Have you ever walked up to a restaurant 10 minutes after the posted closing time only to have a nice waitress take pity and unlock the door? Usually, she glances around to ensure you're alone, hustles you in, and you feel special all day.
In 1972, Ford Motor Company officially locked the door on its Boss Mustang program after three successful years and three distinctly different cars. The Boss 302 and Boss 429 were produced as '69-'70 models, but the '71-only Boss 351 was a happy medium between the 302's road racing prowess and the 429's dragstrip dominance.
Central to the '71 Boss identity was a 351 Cleveland V-8 designated with the code "R." The Boss engine was similar to that year's other high-performance 351, the Cobra Jet, in that they both had four-bolt main caps, 2.19-inch intake valves, 1.71-inch exhaust valves, forged-steel connecting rods, an Autolite 4300-D four-barrel carburetor with a spread-bore pattern, a dual-point distributor, and a cast-iron crankshaft. To produce more power than the CJ, the Boss engine used a different combustion chamber design-the "quench" shape-that closely shrouded the valves and increased the compression ratio substantially. Other power producers were solid solid lifters, adjustable valves, a mechanical camshaft, and forged aluminum pop-up pistons. With standard ram-air induction, the Boss put out an advertised 330 hp.
Available only with the SportsRoof body, the Boss 351 also included a blacked-out hood (silver was used when certain exterior colors were ordered), a 3.91:1 Traction-Lok rear axle; a four-speed transmission; Competition suspension; power front-disc brakes; and various cosmetic upgrades such as hood-lock pins, a front spoiler, a Mach 1 grille, and a chrome front bumper. Standard Boss 351 tires were Goodyear F60x15s with white raised lettering on 15x7-inch stamped steel wheels wearing hubcaps. Chrome Magnum 500s were optional.
At $4,124-about $150 more than the previous year's Boss 429-the 351 was Ford's most expensive non-Shelby Mustang to date, and one of its quickest.

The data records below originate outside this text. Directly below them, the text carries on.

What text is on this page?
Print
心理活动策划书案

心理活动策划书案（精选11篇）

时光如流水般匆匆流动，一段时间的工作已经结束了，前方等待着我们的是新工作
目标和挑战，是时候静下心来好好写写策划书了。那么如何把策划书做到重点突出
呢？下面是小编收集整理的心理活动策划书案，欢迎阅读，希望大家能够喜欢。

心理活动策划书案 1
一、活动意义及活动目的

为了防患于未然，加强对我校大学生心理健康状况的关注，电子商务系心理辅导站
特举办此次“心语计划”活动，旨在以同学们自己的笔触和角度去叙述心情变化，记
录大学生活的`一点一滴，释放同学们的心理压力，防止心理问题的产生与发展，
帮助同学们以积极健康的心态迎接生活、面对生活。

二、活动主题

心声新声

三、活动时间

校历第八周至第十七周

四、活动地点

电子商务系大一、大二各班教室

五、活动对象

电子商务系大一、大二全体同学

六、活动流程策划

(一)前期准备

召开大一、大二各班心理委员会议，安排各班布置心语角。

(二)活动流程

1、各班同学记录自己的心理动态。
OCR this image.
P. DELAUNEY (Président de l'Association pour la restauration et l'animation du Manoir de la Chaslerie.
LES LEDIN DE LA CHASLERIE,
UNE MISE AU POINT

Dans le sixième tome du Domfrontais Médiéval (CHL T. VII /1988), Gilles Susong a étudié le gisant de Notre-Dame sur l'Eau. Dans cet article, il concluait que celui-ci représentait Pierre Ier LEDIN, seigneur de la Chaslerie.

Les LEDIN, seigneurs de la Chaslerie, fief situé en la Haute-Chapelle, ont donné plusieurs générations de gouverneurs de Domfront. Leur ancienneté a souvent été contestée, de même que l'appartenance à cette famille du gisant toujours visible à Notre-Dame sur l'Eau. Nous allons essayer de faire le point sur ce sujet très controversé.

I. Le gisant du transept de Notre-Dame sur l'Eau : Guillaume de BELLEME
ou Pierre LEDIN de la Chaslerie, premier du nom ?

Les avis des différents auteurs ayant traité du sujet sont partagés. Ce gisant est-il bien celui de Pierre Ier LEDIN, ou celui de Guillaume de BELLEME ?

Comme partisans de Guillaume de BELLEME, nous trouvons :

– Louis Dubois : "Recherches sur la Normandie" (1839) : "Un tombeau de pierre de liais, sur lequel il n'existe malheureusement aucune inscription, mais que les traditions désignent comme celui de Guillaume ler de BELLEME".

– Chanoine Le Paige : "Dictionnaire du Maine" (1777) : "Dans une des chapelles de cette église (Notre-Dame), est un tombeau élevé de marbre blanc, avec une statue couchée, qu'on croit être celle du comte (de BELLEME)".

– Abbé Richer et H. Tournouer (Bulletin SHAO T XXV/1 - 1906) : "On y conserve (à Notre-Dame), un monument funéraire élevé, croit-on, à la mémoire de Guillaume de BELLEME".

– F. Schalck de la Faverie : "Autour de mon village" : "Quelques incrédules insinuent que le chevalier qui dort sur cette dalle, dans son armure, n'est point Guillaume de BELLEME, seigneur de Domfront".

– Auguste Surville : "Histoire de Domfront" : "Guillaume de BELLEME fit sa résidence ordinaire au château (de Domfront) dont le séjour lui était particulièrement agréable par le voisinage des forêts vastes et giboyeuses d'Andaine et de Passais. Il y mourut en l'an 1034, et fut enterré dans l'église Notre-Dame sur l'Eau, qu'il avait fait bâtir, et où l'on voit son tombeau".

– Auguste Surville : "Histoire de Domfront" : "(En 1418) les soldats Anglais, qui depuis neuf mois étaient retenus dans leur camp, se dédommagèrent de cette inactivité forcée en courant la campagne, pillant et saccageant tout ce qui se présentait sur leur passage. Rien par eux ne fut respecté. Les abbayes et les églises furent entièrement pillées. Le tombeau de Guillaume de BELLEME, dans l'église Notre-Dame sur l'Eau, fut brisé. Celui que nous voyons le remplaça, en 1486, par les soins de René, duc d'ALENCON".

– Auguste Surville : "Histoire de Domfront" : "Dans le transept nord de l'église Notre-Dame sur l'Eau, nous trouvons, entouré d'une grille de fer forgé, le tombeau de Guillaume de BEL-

Despite a shipping weight approaching 3,200 pounds, the fastback could fly through the quarter-mile in 14.1 seconds at 100.6 miles per hour according to Car and Driver, and 0-to-60 times in the sub-6.0 second range were reported.
Had it not been for a slowing American economy, rising insurance rates for performance cars, and increased government regulations concerning safety and emissions, Ford would gladly have continued the Boss 351 for several more years. Unfortunately, the company only found 1,806 buyers for the '71 Boss-compared to nearly 8,800 Boss 302s and 429s-and realized the market for premium-priced, high-performance vehicles had come to an end. Ford announced there would be no '72 Boss, leaving a crowd of hungry performance enthusiasts with noses pressed against the glass, wishing they had arrived just a few minutes earlier.
Fortunately, a few knowledgeable Ford sales people explained that the '72 Mustang order form could be used to create a Boss in all but name. Checking the box for the R-code engine-what Ford called the 351-4V High Output-bought a host of mandatory carryover equipment from the Boss, including the four-speed, a Hurst shifter, and a 3.91:1 rear axle at an additional cost of $812.